I'm not really a fan of Carroll--I admit, though, I haven't read anything beyond the Basketball Diaries--but these remembrances by the former editor of the Paris Review make me want to check him out more fully.
A poet departs, too soon, and there is a void that will not be filled. From somewhere deep and old the tears well up in the dark night.

When I met Jim in 1967 he was seventeen. He had been leading a triple life: high school All-American basketball star, heroin addict/street hustler, poet.
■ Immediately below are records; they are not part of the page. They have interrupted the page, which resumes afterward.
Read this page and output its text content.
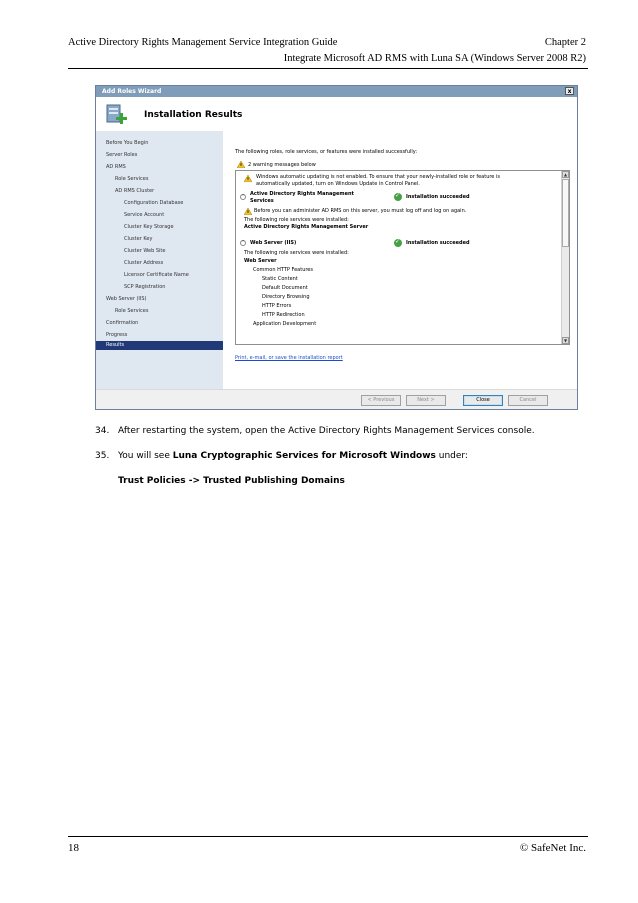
Active Directory Rights Management Service Integration Guide	Chapter 2
Integrate Microsoft AD RMS with Luna SA (Windows Server 2008 R2)
Add Roles Wizard	x
Installation Results
Before You Begin
Server Roles
AD RMS
Role Services
AD RMS Cluster
Configuration Database
Service Account
Cluster Key Storage
Cluster Key
Cluster Web Site
Cluster Address
Licensor Certificate Name
SCP Registration
Web Server (IIS)
Role Services
Confirmation
Progress
Results
The following roles, role services, or features were installed successfully:
2 warning messages below
Windows automatic updating is not enabled. To ensure that your newly-installed role or feature is
automatically updated, turn on Windows Update in Control Panel.
^ Active Directory Rights Management
Services
✓
Installation succeeded
Before you can administer AD RMS on this server, you must log off and log on again.
The following role services were installed:
Active Directory Rights Management Server
^ Web Server (IIS)
✓	Installation succeeded
The following role services were installed:
Web Server
Common HTTP Features
Static Content
Default Document
Directory Browsing
HTTP Errors
HTTP Redirection
Application Development
▲
▼
Print, e-mail, or save the installation report
< Previous	Next >	Close	Cancel
34. After restarting the system, open the Active Directory Rights Management Services console.
35. You will see Luna Cryptographic Services for Microsoft Windows under:
Trust Policies -> Trusted Publishing Domains
18	© SafeNet Inc.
On scholarship at the elite Ivy league prep academy Trinity School (alums include Humphrey Bogart, Truman Capote, Ivana Trump, Yo Yo Ma, John McEnroe, Aram Saroyan), he had shown unusual abilities on the court. He had played against the city's best (including Lew Alcindor, later Kareem Abdul-Jabbar, who had starred at Tower Memorial, a school in Jim's own Inwood Park neighborhood). His skills had drawn the attention of college scouts. The turning point, according to one of his versions of the story, had come when a representative of Notre Dame took him out for dinner. Jim told the story with great good humor; the Notre Dame man had ordered a spaghetti dinner. Jim had listened politely to the man's talk of the virtues of a Notre Dame education. And then nodded out into the spaghetti.